Questo libro contiene molte pagine in cui la grazia della scrittura di Benini si accosta naturalmente, e per vie incrociantesi, al viaggio estremo compiuto da Annalena fino al bordo di un universo fondato sul dolore altrui, tenendosi stretto il “realismo” dell’amare che è ben lontano dall’astrattezza dell’amore. Simile al realismo dello scrivere, che ha tenuto in vita fin che ha potuto le scrittrici che compaiono in Annalena: donne contrastanti, la cui lingua (la parola) è di certo presente nel sangue di Benini – con molte rimostranze nella quotidianità – e che in qualche modo fa il paio col corpo di Annalena Tonelli alle prese con serpenti e scorpioni del deserto, incurante poiché niente poteva essere più serio del reperire antibiotici o seguire la propria visione della realtà nella realtà. Così come Hillesum e Weil, “pazze” di realtà. In questo libro leggiamo di due donne che non si sono mai incontrate ma che si tengono in braccio quasi come mamma e figlia, senza essere mamma e figlia ma in piena disposizione nel voler distruggere le frontiere fisiche e le frontiere del pensiero. Distruggere le categorie. Avendo sottobraccio l’enorme Diario di Etty Hillesum, sottolineato e pieno di orecchie, fatto interamente proprio.

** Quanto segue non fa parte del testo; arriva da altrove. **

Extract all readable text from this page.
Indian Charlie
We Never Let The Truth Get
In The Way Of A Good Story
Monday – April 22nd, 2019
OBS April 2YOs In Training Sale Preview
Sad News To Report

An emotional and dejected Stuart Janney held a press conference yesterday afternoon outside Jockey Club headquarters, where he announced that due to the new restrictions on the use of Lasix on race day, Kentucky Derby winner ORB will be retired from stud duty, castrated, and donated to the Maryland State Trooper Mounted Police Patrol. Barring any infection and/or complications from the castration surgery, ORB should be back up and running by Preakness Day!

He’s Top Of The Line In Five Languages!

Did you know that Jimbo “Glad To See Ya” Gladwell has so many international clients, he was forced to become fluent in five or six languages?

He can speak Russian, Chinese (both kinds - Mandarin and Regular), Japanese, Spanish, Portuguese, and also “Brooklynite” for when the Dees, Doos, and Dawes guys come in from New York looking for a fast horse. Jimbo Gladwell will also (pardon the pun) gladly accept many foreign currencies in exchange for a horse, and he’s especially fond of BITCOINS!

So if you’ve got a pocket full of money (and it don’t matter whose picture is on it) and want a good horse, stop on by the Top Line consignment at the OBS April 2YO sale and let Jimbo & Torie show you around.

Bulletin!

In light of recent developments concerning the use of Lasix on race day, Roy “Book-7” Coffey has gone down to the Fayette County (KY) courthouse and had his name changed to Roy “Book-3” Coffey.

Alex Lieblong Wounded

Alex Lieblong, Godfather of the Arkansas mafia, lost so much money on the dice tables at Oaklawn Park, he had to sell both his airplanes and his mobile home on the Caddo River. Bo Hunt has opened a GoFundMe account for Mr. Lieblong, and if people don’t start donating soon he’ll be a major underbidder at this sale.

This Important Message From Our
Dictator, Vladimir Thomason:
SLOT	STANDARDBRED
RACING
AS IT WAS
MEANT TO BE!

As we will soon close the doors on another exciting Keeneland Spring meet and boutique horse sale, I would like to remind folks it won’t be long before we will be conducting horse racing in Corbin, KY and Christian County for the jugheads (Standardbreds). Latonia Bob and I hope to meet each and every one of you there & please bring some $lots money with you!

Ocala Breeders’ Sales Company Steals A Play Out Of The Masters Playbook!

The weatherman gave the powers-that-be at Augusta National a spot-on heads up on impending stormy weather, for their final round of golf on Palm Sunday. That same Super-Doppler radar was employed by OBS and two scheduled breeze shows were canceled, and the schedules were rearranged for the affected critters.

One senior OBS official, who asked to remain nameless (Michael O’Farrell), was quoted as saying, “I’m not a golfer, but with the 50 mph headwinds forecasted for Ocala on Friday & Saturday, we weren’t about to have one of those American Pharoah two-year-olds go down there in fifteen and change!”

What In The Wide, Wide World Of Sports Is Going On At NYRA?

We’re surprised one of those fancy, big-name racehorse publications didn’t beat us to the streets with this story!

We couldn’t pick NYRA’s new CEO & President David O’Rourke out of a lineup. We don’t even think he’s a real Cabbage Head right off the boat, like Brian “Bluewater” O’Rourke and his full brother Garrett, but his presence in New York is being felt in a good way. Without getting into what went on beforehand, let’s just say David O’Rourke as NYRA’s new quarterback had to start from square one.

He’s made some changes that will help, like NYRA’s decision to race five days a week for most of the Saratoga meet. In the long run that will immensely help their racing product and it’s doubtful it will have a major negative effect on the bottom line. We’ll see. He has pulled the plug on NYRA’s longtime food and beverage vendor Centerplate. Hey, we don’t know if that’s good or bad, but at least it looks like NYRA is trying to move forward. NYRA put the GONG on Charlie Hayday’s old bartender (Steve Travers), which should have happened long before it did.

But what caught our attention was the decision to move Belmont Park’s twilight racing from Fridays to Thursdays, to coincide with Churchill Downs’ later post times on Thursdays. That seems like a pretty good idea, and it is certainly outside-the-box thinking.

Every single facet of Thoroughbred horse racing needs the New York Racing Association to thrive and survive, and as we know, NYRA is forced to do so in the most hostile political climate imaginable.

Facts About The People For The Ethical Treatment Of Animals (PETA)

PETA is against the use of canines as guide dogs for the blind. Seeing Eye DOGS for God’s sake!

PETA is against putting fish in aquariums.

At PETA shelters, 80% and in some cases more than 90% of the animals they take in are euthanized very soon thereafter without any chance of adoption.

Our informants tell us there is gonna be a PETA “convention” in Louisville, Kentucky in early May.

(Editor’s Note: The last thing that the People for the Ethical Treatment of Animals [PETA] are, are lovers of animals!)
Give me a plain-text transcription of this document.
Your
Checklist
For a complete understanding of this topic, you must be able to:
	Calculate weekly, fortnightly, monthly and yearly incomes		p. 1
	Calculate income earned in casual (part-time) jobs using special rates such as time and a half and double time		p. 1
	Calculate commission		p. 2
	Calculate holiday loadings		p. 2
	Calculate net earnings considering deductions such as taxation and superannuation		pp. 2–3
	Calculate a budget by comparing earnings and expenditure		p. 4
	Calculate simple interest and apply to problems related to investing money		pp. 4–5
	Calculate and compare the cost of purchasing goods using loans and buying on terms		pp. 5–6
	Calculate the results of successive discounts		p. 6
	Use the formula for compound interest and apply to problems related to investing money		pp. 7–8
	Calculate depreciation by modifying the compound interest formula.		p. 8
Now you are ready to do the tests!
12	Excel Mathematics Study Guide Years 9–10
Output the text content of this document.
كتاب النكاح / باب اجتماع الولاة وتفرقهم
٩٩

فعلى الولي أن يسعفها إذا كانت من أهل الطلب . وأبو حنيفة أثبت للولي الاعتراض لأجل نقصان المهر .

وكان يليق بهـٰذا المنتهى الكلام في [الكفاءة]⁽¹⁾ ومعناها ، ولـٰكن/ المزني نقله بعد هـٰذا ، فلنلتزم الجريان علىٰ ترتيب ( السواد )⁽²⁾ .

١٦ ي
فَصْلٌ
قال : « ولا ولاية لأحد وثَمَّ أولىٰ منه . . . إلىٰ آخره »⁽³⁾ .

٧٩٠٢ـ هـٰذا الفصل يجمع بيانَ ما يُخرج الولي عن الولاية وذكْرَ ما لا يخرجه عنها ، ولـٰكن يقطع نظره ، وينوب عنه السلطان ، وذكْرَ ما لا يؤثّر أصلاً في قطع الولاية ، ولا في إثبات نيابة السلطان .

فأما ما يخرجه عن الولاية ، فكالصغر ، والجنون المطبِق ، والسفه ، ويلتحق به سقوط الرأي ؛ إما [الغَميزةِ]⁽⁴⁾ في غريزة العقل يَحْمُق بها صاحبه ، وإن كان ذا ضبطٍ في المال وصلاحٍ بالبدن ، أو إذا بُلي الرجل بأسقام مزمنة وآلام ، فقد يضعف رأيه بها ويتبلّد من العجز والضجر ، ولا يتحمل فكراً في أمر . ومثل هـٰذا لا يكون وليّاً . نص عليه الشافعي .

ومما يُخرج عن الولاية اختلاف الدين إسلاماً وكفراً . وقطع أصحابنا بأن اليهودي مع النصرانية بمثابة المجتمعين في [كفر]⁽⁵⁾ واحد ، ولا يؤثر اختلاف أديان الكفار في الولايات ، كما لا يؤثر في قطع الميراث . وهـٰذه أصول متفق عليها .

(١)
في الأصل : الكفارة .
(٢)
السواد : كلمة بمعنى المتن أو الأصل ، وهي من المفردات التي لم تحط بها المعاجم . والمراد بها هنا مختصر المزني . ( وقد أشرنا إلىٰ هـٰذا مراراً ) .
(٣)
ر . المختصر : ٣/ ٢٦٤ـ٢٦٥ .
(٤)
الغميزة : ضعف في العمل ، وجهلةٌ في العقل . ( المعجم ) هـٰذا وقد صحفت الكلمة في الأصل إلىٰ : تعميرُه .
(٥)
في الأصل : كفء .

Non si può non amare Benini quando accosta la lontana cugina nei sentieri della sua ricerca, senza mai spingerla poiché è impossibile “spingere ancora in avanti chi sta già così avanti, così lontana”. Anche se Annalena Tonelli pretendeva d’essere incoraggiata, e di avere dagli altri una fonte non metaforica ma reale. C’è bisogno di potenza dall’amicizia, perciò intransigenza e severità non sono mai diluite nell’anima di queste donne, veloci di pensiero e d’azione. Dall’inizio alla fine, nonostante le pietre tirate addosso dagli ottusi e dai macellai fondamentalisti e nazisti. Nelle nostre gabbie abbiamo centinaia di lettere su cui saggiare le deboli verità che ci portiamo dietro. Benini ci dice che nel terribile anno 1943, quando morivano Weil e Hillesum, Annalena Tonelli nasceva. Semi verso un seme. Semi che ora s’espandono nel fertile terreno di questo libro carico di memoria, narrazione, verità: nato da una febbre polmonare, proseguito sul terreno fuori dalle “misure umane” e portato a compimento proprio dove la salute vince.